First of all, the premise of a logic rave at “Learning Man” is just adorable. And I wished that more kids could be exposed to it.

Then I realized all of the challenges. How would I teach this in a classroom? Clearly, I should outline the problem. But then I would need to give the kids some time to think about it? How much time?

If you watch the video through, you’ll see that the solution requires a small flash of insight; a way of approaching the problem that unlocks it. How long would it take someone to come up with that? Clearly some people are simply incapable of it and would never come up with it. In that case, forcing them to think about it would amount to extended mild child abuse. I encountered a problem similarly where a teacher proposed a riddle of this form and didn’t give us the answer. I had a dentist appointment during the following class and consequently missed the explanation. Too embarrassed to ask, I let it slide. I thought about it from time to time, but ultimately, I had to wait nearly fifteen years to come across the riddle in a YouTube video like this one to find the answer.

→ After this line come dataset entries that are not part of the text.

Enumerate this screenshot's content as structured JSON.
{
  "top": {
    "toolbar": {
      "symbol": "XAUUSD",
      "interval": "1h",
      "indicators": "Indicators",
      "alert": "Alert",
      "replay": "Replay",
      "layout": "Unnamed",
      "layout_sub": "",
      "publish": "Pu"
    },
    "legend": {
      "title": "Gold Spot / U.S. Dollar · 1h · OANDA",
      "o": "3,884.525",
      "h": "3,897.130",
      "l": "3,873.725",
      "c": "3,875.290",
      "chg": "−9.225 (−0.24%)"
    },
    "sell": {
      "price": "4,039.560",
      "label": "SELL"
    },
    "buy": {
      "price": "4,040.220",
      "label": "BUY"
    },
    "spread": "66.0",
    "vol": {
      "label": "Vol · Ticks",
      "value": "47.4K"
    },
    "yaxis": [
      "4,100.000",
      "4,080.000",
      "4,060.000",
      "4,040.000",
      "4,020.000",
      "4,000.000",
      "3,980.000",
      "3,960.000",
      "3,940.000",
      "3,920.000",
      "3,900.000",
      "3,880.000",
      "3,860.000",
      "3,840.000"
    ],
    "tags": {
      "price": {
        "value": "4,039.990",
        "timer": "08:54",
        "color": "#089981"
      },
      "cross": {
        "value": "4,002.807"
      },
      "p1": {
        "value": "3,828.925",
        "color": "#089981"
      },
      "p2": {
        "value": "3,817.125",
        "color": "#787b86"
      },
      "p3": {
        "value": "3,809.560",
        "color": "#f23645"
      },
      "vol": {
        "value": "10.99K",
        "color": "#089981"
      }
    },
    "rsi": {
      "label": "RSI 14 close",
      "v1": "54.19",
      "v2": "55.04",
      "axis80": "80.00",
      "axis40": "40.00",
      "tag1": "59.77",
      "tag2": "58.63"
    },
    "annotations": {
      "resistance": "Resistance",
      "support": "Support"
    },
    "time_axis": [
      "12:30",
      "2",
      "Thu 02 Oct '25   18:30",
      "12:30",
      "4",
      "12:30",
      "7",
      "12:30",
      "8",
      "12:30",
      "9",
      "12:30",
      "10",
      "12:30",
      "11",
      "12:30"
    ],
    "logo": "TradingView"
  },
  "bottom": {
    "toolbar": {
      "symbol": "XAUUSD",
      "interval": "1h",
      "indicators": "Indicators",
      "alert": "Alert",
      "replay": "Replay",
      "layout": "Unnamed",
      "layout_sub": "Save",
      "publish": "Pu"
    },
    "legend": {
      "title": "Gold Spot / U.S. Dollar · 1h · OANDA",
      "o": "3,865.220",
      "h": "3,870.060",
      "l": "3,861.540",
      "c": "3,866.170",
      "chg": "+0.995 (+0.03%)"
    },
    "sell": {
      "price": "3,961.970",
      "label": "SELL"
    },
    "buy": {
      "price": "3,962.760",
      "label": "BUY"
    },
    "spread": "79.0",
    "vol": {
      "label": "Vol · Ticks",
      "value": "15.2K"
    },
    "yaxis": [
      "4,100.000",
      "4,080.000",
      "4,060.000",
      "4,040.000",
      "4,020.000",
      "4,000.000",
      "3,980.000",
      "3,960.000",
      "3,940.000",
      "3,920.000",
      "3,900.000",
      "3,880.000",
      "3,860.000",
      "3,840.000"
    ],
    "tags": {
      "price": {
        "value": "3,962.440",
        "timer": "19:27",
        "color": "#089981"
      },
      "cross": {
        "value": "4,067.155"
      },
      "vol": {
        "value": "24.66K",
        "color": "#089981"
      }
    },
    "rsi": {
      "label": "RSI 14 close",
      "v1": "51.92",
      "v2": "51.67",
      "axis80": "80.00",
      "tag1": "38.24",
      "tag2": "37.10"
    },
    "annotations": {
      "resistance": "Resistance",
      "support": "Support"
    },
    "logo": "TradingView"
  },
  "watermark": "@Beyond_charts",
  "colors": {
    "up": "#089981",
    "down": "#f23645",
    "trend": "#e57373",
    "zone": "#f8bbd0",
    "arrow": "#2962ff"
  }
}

So I started to understand why this wouldn’t find its way into a math class. First of all, the solution is oddly specific. It’s specific to this problem (the demon giving very little, but carefully selected bits of information) and it’s unclear how this strategy generalizes to a broader class of problem (what’s the real-word analogy of being let in a gate based on the colour of a mask you can’t see?) but also specific to the number of logicians. If there were one more or one fewer person involved, the solution wouldn’t work. Then I recall that I explain this to tutoring students all the time. In math we prefer methods of solving problems that are robust: they have to keep working even if the numbers get difficult — too large to count on the fingers, or ugly fractions or decimals. That’s why we avoid solutions based on the strategy of “guess and check” as much as possible.

I wonder if there is a way to incorporate problems like this. On the one hand, it expresses one of the fundamental principles of math in a fun way: that you can extract a lot more than you expect from very limited information. But they seem to have intrinsic time wasting properties that don’t fit with the timetable of modern school.